Can we say $\pi$ satisfies SHVZK? My doubt is in SHVZK, the simulator produces an accepting transcript whereas in ZK property there is no condition about acceptance of transcript generated by simulator.

Answer 1

"Can we say $\pi$ satisfies SHVZK?"

Yes you can. As any proof system which satisfies ZK property, also achieves SHVZK.

Regard to "My doubt is In SHVZK, simulator produces accepting transcript where as in ZK property there is no condition about acceptance of transcript generated by simulator."

Note that in the definition of ZK, it is mentioned that "Let $(P,V)$ be an interactive proof system". A proof system should be complete, meaning that a honest prover always convinces honest verifier, which implies that the proof should be acceptable. So, even if in the definition of ZK, clearly is not mentioned that the proof should be acceptable, but similar to the SHVZK proof, a simulated ZK proof should be acceptable by verifier.

Answer 2

"Can we say 𝜋 satifies SHVZK?. My doubt is In SHVZK, simulator produces accepting transcript where as in ZK property there is no condition about acceptance of transcript generated by simulator."

Your doubt is correct but it does depend on how the property is formalised.

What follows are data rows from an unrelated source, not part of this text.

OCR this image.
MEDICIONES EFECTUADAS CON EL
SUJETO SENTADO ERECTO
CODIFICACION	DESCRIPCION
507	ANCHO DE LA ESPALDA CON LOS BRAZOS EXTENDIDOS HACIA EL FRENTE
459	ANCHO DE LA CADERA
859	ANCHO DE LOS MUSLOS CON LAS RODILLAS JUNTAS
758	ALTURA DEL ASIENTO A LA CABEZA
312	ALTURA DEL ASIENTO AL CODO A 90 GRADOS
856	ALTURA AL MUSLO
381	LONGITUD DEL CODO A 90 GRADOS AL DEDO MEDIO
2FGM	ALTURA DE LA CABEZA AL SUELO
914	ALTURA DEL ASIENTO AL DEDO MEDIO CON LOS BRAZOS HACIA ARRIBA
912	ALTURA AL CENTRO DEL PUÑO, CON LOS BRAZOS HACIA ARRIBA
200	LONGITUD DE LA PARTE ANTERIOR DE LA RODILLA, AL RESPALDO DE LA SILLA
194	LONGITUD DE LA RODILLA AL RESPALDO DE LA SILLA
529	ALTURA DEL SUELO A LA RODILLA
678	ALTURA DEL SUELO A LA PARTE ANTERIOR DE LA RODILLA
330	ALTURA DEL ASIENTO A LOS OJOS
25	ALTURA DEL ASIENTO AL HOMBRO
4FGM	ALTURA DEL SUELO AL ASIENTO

ZK quantifies over all x in the language, whereas normally SHVZK requires that M output accepting transcripts on all x (regardless of whether they are in the language or not.) This is by design because we want to use the simulator in constructing disjunctive proofs, where only one of the two statements is correct. If SHVZK is formalised as above then the accepted answer is wrong on this point since completeness only holds for statements in the language.